Apalagi jika pemilik media tersebut
masuk ke ranah politik dan berhubungan dengan orang-orang yang berperan dalam
kehidupan politik. Tentu kata “akurat” yang ada pada penjelasan point b yaitu
berarti “dipercaya benar sesuai keadaan objektif ketika peristiwa terjadi,”
masih dalam genggaman pimilik media sehingga wartawan yang seharusnya obyektif
dalam memberikan atau menginformasikan sesuatu yang berbau politik masih belum
terwujud.
Dampak lainnya yang terjadi adalah
keberimbangan yang pada penjelasan point c mengatakan bahwa “berimbang” berarti
semua pihak mendapat kesempatan setara.
Biasanya dalam berita politik, setiap media tentu memilki ideologi yang
berbeda yang akan membawa pengaruh pada pengemasan berita tersebut.

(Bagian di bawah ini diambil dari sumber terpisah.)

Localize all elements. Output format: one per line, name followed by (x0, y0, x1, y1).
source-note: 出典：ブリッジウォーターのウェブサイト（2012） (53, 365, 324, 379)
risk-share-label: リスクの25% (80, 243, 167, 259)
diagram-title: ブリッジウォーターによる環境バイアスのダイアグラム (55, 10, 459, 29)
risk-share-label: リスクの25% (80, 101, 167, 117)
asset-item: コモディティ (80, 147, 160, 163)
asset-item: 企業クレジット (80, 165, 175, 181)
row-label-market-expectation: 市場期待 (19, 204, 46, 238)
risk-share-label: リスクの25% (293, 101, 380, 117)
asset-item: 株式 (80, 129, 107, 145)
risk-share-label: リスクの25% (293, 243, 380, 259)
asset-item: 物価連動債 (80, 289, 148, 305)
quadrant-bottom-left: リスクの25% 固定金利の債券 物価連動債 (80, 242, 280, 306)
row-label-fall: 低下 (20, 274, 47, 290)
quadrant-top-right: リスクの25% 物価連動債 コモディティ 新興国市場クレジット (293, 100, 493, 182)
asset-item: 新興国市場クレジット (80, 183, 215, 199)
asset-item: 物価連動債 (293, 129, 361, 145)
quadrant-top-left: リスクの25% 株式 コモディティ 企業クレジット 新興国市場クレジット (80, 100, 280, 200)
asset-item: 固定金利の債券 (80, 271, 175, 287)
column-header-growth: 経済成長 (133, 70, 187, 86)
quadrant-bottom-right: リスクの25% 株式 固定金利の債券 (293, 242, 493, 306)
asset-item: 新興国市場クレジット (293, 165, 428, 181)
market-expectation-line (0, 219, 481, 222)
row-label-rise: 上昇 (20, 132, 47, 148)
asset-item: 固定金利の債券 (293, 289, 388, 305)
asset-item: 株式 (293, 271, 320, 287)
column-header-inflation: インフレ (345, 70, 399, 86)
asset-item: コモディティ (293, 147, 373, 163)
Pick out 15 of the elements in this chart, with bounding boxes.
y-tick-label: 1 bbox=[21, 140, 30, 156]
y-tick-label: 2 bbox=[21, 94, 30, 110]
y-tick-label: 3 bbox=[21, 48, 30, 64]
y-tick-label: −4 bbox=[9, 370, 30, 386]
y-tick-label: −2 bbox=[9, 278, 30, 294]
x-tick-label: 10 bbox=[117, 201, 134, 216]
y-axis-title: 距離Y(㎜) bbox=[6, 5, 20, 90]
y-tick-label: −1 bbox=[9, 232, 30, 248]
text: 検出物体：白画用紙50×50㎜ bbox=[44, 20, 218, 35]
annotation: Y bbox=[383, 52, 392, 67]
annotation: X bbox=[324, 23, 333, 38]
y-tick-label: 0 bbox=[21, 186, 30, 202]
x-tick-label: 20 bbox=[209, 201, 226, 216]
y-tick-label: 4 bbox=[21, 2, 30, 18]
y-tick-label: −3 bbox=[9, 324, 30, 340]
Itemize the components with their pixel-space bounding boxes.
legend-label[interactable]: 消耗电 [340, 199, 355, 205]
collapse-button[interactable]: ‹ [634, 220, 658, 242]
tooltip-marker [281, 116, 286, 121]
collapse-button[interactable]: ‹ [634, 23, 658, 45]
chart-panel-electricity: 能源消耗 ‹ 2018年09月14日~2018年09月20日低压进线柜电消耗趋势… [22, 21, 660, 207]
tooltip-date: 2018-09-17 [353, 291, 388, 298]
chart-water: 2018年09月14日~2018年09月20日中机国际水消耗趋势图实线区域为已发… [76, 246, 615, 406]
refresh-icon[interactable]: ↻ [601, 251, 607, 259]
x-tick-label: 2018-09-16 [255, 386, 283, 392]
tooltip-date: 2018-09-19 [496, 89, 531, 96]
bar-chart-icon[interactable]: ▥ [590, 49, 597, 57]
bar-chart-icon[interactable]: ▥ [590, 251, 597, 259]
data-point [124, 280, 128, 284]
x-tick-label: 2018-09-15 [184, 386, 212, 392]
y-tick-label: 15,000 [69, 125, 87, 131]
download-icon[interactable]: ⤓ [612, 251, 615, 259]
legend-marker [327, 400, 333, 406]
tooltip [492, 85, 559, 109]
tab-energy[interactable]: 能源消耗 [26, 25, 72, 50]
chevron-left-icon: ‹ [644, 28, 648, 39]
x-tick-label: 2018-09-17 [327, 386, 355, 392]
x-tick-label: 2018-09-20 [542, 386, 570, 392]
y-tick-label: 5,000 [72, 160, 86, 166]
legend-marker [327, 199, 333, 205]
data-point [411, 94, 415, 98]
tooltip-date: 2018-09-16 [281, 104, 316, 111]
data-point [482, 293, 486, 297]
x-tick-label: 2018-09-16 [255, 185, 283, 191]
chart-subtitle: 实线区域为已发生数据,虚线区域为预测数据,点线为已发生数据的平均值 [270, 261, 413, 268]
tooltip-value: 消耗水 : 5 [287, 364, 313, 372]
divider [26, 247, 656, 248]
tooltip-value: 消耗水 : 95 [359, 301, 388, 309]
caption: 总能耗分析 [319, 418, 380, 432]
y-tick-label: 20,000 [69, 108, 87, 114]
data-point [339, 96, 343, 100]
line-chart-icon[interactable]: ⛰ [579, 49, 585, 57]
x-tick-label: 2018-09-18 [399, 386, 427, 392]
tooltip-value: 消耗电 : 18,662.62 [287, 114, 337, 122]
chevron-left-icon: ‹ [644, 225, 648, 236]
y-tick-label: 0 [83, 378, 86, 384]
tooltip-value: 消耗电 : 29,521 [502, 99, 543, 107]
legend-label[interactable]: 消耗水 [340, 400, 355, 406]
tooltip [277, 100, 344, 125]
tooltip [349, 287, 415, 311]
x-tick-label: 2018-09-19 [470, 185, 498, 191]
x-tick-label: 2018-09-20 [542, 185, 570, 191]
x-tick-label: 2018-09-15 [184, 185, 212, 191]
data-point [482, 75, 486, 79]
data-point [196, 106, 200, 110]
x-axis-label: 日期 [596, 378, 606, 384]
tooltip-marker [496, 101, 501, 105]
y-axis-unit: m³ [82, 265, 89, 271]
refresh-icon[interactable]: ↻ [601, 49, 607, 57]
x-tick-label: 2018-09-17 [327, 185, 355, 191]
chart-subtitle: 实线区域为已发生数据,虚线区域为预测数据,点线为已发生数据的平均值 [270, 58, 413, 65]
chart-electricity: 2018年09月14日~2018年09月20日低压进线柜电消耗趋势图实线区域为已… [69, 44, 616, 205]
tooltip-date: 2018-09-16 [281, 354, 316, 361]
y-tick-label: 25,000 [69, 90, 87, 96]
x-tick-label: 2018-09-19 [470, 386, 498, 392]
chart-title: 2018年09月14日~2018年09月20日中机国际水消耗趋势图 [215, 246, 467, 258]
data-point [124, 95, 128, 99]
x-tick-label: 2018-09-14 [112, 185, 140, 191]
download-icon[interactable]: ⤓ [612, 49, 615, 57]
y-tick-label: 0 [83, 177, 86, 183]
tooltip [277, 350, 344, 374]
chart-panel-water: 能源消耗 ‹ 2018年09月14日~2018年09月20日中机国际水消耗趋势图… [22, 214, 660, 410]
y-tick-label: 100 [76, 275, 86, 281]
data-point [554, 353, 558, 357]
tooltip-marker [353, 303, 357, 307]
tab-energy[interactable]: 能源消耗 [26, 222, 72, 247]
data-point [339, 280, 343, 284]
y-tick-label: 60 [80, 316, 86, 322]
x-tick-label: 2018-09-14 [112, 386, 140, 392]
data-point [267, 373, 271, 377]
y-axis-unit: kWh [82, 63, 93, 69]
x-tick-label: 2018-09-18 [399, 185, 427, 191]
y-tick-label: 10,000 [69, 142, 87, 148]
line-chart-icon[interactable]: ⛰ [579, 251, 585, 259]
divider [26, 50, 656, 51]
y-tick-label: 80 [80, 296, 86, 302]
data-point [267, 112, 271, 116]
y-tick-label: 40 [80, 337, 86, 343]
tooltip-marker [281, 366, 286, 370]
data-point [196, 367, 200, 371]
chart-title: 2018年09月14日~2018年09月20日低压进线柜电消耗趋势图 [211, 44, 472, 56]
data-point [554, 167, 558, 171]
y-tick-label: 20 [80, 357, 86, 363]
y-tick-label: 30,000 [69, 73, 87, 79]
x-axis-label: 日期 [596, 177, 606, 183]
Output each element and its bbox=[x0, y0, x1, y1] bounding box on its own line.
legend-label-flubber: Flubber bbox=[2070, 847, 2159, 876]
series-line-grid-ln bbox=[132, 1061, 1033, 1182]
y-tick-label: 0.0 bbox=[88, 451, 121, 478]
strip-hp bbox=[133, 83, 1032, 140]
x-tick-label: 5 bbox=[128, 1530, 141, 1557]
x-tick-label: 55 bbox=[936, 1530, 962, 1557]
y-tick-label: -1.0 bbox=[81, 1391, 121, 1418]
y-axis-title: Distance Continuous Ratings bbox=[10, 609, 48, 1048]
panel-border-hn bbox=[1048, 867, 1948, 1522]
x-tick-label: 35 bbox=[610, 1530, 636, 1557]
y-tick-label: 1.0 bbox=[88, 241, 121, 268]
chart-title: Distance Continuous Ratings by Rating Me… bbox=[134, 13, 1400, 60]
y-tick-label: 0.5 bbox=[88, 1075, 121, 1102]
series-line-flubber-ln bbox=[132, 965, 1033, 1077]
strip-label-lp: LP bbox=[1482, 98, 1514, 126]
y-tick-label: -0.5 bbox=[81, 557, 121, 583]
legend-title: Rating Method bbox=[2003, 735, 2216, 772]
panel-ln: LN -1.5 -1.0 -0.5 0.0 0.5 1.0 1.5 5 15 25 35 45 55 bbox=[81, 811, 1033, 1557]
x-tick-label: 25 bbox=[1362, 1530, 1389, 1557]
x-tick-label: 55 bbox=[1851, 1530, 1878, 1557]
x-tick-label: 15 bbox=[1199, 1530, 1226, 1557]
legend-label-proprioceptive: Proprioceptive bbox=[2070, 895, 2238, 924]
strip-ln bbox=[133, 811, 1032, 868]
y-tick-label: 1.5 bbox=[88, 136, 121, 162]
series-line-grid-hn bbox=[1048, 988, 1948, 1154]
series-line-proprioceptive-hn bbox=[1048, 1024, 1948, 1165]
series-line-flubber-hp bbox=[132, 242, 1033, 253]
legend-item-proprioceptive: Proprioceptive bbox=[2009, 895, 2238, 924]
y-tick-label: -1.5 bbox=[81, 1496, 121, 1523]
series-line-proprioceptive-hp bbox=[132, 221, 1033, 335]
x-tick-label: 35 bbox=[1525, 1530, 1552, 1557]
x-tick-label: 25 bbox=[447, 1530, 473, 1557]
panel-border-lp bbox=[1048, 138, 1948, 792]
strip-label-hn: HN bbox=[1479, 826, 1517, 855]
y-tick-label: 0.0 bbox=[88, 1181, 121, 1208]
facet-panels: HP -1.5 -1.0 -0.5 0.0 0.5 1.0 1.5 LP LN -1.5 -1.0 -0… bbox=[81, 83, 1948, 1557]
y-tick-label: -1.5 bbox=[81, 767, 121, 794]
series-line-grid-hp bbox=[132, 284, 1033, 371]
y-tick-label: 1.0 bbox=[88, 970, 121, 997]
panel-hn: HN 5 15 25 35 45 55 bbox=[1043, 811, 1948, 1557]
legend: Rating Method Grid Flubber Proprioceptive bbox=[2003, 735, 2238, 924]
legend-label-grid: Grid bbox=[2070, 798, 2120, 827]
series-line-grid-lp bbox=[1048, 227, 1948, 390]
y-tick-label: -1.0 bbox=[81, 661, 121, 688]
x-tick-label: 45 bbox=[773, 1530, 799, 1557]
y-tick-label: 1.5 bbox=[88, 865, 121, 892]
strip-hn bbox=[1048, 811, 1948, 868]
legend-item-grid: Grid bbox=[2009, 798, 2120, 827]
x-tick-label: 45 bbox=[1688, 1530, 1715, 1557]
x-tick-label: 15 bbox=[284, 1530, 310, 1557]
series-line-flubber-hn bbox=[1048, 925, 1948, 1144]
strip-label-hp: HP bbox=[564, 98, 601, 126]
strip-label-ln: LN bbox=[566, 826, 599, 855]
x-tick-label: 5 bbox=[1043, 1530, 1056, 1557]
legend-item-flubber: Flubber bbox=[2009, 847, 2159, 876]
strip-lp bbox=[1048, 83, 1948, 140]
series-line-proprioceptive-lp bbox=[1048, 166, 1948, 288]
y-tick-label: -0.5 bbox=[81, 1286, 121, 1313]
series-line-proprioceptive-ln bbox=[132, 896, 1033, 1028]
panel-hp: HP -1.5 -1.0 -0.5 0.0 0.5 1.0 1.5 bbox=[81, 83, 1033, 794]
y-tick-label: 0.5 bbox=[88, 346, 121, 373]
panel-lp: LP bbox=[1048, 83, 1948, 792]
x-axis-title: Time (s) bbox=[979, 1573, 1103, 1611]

Hal lain
yang menyebakan semakin parahnya dalam pengemasan berita adalah adanya
“Konglomerasi media”,sehingga wartawan dalam memproses berita harus sesuai
dengan kehendak dari pemilik media yang berkaitan dengan kepentingan ekonomi.
Selain ideologi, kepentingan politik
dan konglomerasi media, masalah pribadi yang terjadi pada pemilik media dengan
orang-orang yang ada dalam aktivitas politik juga mengharuskan wartawan yang
bekerja dalam medianya menulis apa yang diperintahkan oleh pemiliknya, sehingga
tidak jarang wartawan mencari informasi yang bertujuan menjatuhkan pihak
tertentu yang bermasalah dengan pemilik media tersebut.